ALPHV Ransomware Gang Targets Alpha Data

Attack on Alpha Data

The ALPHV ransomware gang, also known as BlackCat, has attacked Alpha Data. Alpha Data is a digital transformation solutions and system integration provider headquartered in Abu Dhabi, UAE. ALPHV/BlackCat posted Alpha Data to its data leak site on June 15th.

Threats and Demands

A statement posted on BlackCat’s data leak site reads: “If the management of the ALPHA DATA company does not contact us to protect the data of its customers within 24 hours, all critical data will be used for criminal purposes or published freely. !!! ATTENTION !!! !!! ALPHA DATA NETWORK HAVE A HUGE NUMBER OF VULNERABILITIES !!! !!! COOPERATING WITH ALPHA DATA AND USING THEIR PRODUCTS AND GOODS CAN CAUSE YOUR COMPANY TO BE HACKED AND YOUR CONFIDENTIAL DATA TO BE LEAKED !!! !!! IN THE NEAR FUTURE, ALL CONFIDENTIAL DATA STOLEN FROM ALPHA DATA’S NETWORK WILL BE USED FOR CRIMINAL PURPOSES !!!”

Implications of the Attack

“ALPHA DATA – is one of the most dangerous companies in its field. We thoroughly analyzed the company’s network and its business processes. We have found many vulnerabilities in the company’s security. All of the company’s clients and partners are exposed to a huge risk when using ALPHA DATA’s services and collaborating with this company. A lot of confidential and personal information of clients and partners was stolen from the company, as well as top management personal files:

• Personal information of employees, clients, and partners
• Financial and banking documents of the company and its clients
• Internal business documents, strategic and analytical data
• NDA contracts with clients and partners
• Passport data of employees and clients
• Engineering and technical information about the company’s services with detailed descriptions and drawings
• Top management personal data including passports, plate numbers, contacts
• Company sales data
• Logistics data

ALPHA DATA and its management were fully aware of the attack and the stolen sensitive data from their system. They had every opportunity to contact us to protect the personal and critical data of their customers and partners but did not do so, believing that their customer’s and partners’ data was not worth it.

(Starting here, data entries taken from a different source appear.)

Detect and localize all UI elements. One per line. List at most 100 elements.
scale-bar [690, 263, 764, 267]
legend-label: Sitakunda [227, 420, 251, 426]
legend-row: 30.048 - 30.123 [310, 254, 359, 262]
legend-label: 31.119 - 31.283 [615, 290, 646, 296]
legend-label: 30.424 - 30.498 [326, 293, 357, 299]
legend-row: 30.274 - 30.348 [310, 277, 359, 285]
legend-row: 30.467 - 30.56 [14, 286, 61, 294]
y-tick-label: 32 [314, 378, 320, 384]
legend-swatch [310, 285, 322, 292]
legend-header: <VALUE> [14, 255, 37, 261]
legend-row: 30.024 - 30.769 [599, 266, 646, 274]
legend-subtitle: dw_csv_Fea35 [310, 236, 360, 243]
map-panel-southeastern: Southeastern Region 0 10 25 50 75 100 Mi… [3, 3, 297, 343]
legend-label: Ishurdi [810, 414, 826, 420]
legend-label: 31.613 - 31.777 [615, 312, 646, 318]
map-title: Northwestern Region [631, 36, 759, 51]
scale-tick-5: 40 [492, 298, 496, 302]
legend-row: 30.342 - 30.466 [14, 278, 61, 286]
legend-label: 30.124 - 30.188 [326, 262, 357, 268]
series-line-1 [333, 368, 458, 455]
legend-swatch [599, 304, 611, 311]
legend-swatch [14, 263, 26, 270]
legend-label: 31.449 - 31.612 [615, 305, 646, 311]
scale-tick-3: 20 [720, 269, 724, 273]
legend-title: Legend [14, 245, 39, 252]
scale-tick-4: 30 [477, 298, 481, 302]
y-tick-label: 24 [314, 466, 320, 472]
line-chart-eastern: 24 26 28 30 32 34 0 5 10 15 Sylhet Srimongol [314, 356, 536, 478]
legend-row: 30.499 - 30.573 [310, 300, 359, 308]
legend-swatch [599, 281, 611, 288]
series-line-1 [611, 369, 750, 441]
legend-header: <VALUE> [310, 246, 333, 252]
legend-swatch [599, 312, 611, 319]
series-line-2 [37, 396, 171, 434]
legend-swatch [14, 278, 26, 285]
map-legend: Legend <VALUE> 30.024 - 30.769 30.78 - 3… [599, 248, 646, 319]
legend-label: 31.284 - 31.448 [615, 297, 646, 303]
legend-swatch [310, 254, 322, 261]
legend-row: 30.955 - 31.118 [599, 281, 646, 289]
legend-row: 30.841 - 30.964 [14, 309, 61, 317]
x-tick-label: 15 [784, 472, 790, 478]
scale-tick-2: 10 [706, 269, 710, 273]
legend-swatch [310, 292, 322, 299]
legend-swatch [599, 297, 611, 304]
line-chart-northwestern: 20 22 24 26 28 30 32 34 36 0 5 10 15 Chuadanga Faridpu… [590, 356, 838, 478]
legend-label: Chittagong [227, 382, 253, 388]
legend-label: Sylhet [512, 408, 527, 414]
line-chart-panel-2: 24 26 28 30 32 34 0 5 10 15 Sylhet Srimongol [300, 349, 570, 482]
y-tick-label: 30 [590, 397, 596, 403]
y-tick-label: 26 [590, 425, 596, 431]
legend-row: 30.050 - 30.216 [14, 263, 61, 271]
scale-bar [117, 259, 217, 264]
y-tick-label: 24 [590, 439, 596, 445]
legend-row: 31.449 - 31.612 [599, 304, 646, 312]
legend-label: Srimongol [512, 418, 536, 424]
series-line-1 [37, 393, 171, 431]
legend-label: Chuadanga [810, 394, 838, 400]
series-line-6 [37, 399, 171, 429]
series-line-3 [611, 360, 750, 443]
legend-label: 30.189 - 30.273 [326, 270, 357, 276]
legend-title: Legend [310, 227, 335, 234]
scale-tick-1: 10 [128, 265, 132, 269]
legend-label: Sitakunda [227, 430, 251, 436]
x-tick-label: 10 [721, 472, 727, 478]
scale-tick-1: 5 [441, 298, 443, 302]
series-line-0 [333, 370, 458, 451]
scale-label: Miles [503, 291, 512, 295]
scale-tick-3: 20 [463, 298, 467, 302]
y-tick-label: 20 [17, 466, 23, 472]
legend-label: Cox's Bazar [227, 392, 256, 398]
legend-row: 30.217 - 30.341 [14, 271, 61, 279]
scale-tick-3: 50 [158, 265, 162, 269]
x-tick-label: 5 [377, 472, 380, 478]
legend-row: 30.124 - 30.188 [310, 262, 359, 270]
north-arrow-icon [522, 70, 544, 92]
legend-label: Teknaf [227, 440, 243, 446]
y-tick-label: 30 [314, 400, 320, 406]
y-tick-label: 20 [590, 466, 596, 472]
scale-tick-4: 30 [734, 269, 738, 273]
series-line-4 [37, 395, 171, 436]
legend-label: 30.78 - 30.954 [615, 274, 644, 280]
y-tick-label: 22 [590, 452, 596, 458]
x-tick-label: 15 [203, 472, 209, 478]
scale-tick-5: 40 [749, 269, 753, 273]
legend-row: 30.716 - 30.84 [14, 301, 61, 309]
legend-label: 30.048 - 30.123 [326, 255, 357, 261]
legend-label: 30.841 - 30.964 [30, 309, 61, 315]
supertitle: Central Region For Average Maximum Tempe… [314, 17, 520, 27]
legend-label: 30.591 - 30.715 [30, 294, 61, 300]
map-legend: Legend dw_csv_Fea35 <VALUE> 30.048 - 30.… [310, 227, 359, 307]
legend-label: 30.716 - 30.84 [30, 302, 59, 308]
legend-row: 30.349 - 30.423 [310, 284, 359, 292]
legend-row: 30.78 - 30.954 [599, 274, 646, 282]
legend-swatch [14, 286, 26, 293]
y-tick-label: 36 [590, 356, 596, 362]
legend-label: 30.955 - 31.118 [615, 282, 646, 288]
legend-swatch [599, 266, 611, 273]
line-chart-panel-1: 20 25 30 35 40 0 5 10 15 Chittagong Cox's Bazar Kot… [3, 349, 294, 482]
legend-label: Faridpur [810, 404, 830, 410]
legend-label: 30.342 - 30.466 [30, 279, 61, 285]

Final Warning and Consequences

“The management of the ALPHA DATA company fully possesses all information about this incident and is also aware of the vulnerabilities of its equipment and the danger of its use. If the Automatic System management does not contact us within 48 hours to protect their data and preserve the confidentiality of their equipment vulnerabilities, all stolen data of ALPHA DATA will be made publicly available, and vulnerabilities and methods of hacking their network will be sold to interested parties. Also, the personal and financial data of clients and partners will be used for criminal purposes and other activities. At the moment, the situation completely depends on the decision of the ALPHA DATA company.”